L’Université d’Angers  contribue à ces deux programmes qui montrent le nécessaire partenariat entre les chercheurs et les gestionnaires pour mieux cibler et sélectionner les stratégies de contrôle des populations invasives. Ce type de partenariat n’est pas inédit. Il est appelé à se développer pour faire face à l’accroissement du nombre d’invasions biologiques qui touchent de multiples territoires à travers le monde.

Jean Secondi mène un programme de recherche européen sur les amphibiens invasifs.
Jean Secondi mène un programme de recherche européen sur les amphibiens invasifs.
À propos de l’auteur
Jean Secondi est maître de conférences à l’Université d’Angers depuis 2003. Il a réalisé sa thèse à l’Université de Bourgogne à Dijon et des post-doctorats aux Pays-Bas et en Suède.

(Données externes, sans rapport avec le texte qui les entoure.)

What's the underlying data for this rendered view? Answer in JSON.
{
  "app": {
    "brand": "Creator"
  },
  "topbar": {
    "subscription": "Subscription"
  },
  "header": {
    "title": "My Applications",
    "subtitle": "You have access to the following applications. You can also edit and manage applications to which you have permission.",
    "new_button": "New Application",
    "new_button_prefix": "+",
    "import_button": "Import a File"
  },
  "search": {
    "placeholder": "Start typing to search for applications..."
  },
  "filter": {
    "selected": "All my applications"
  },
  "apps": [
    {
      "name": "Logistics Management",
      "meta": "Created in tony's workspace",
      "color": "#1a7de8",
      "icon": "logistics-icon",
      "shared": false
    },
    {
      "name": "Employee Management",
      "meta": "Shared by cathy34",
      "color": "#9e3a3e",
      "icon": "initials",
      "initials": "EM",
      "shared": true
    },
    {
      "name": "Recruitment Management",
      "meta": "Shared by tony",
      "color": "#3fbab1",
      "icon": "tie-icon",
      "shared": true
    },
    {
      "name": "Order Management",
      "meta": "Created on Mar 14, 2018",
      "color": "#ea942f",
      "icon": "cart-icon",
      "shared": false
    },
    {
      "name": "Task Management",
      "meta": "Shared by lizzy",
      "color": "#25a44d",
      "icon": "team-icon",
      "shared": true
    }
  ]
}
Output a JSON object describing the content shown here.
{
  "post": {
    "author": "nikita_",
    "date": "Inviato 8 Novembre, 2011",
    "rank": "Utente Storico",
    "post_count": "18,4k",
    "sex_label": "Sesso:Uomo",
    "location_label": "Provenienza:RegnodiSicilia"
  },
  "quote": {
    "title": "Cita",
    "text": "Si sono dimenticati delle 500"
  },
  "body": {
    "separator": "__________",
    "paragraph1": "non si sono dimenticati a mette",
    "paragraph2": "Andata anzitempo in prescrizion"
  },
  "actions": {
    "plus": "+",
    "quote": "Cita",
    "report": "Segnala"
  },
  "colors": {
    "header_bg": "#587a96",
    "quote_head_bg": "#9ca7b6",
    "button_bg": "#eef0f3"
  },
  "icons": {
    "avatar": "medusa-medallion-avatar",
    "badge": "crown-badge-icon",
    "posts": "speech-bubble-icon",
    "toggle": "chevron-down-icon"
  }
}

Ses domaines de recherche  sont la biologie évolutive, l’écologie comportementale et la biologie de la conservation. Son domaine primaire est l’évolution de la communication animale chez les oiseaux et les amphibiens. Il s’intéresse également à la sélection d’habitat et au déplacement des aires de distribution des espèces.

Jean Secondi est le responsable scientifique du projet Life CROAA. Il co-encadre également une thèse dans le projet Invaxen.